# Bad Grandpa



## tripplej (Oct 23, 2011)

The movie "Bad Grandpa" is number one this weekend.

Granted the movie is silly but looks hilarious from the trailer.

Anybody going to see it?

I will rent it for sure!


----------



## B- one (Jan 13, 2013)

This is one I'll see on Netflix. We don't rent movies anymore,I hate returning them. Then there is all the hassles of going to the movies cost,sitter,annoying/rude people and that's not forget having to buy dinner. I just buy the used blurays from Family Video. Luckily there are some great movie reviews here at HTS to save me on some of my purchases.


----------



## B- one (Jan 13, 2013)

B- one said:


> This is one I'll see on Netflix. We don't rent movies anymore,I hate returning them. Then there is all the hassles of going to the movies cost,sitter,annoying/rude people and that's not forget having to buy dinner. I just buy the used blurays from Family Video.

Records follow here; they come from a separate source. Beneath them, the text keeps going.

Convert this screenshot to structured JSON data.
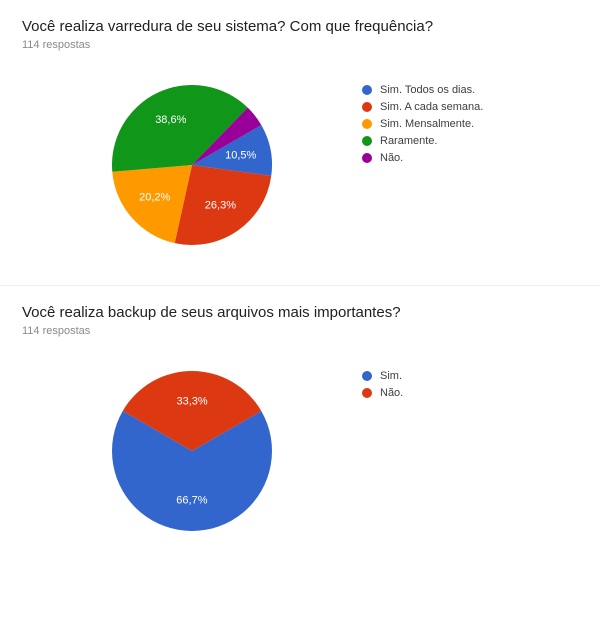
{
  "chart1": {
    "type": "pie",
    "title": "Você realiza varredura de seu sistema? Com que frequência?",
    "subtitle": "114 respostas",
    "title_fontsize": 15,
    "subtitle_fontsize": 11,
    "subtitle_color": "#8a8a8a",
    "radius": 80,
    "start_angle_deg": 60,
    "label_fontsize": 11,
    "label_color": "#ffffff",
    "background_color": "#ffffff",
    "slices": [
      {
        "label": "Sim. Todos os dias.",
        "value": 10.5,
        "value_label": "10,5%",
        "color": "#3366cc",
        "show_label": true
      },
      {
        "label": "Sim. A cada semana.",
        "value": 26.3,
        "value_label": "26,3%",
        "color": "#dc3912",
        "show_label": true
      },
      {
        "label": "Sim. Mensalmente.",
        "value": 20.2,
        "value_label": "20,2%",
        "color": "#ff9900",
        "show_label": true
      },
      {
        "label": "Raramente.",
        "value": 38.6,
        "value_label": "38,6%",
        "color": "#109618",
        "show_label": true
      },
      {
        "label": "Não.",
        "value": 4.4,
        "value_label": "",
        "color": "#990099",
        "show_label": false
      }
    ]
  },
  "chart2": {
    "type": "pie",
    "title": "Você realiza backup de seus arquivos mais importantes?",
    "subtitle": "114 respostas",
    "title_fontsize": 15,
    "subtitle_fontsize": 11,
    "subtitle_color": "#8a8a8a",
    "radius": 80,
    "start_angle_deg": 60,
    "label_fontsize": 11,
    "label_color": "#ffffff",
    "background_color": "#ffffff",
    "slices": [
      {
        "label": "Sim.",
        "value": 66.7,
        "value_label": "66,7%",
        "color": "#3366cc",
        "show_label": true
      },
      {
        "label": "Não.",
        "value": 33.3,
        "value_label": "33,3%",
        "color": "#dc3912",
        "show_label": true
      }
    ]
  }
}
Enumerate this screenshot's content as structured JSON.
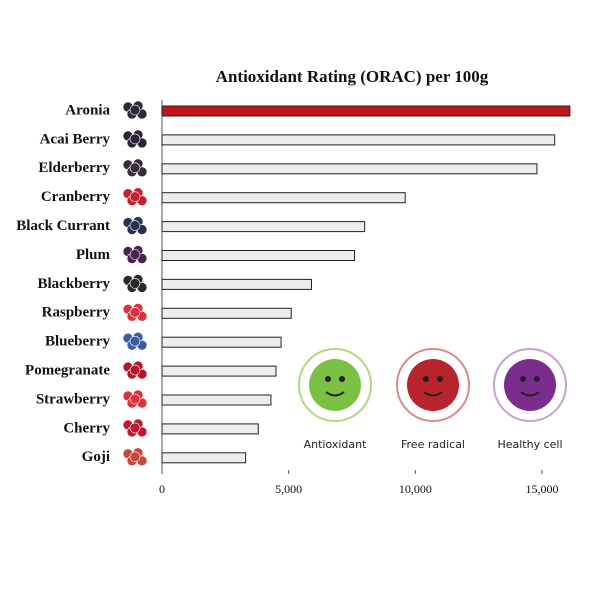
{
  "chart_data": {
    "type": "hbar",
    "title": "Antioxidant Rating (ORAC) per 100g",
    "categories": [
      "Aronia",
      "Acai Berry",
      "Elderberry",
      "Cranberry",
      "Black Currant",
      "Plum",
      "Blackberry",
      "Raspberry",
      "Blueberry",
      "Pomegranate",
      "Strawberry",
      "Cherry",
      "Goji"
    ],
    "values": [
      16100,
      15500,
      14800,
      9600,
      8000,
      7600,
      5900,
      5100,
      4700,
      4500,
      4300,
      3800,
      3300
    ],
    "colors": [
      "#c0161c",
      "#ededed",
      "#ededed",
      "#ededed",
      "#ededed",
      "#ededed",
      "#ededed",
      "#ededed",
      "#ededed",
      "#ededed",
      "#ededed",
      "#ededed",
      "#ededed"
    ],
    "xlim": [
      0,
      16500
    ],
    "xticks": [
      0,
      {
        "value": 5000,
        "label": "5,000"
      },
      {
        "value": 10000,
        "label": "10,000"
      },
      {
        "value": 15000,
        "label": "15,000"
      }
    ],
    "annotations": [
      "Antioxidant",
      "Free radical",
      "Healthy cell"
    ]
  }
}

Luckily there are some great movie reviews here at HTS to save me on some of my purchases.


That's was supposed to be let's. maybe I should read before sending.


----------



## Mike Edwards (Mar 10, 2011)

I usually hate Johnny Knoxsville with a passion, but this looks so funny that I may have to sneak in a cheap showing


----------



## |Tch0rT| (May 2, 2013)

The wife and I should go see this. Our first movie we saw together was Jacksass LOL. :bigsmile:


----------



## Infrasonic (Sep 28, 2010)

Finally saw this the other night. I was a bit nervous going in because I thought that possibly all the funny scenes were in the trailers but I was proven wrong - it was pretty dang funny! There were 2 _really_ funny scenes with lots of laugh out loud moments. 

Sure it's not for everyone but for those who have a fairly juvenile sense of humor it'll be right up your alley. :laugh:


----------



## tripplej (Oct 23, 2011)

Infrasonic said:


> Sure it's not for everyone but for those who have a fairly juvenile sense of humor it'll be right up your alley. :laugh:


Lol. Guess I have to see this movie once it is available for home viewership. Glad to see that you liked it. I am also happy to read that there is more comedy than what was in the trailer. Thanks for your input.


----------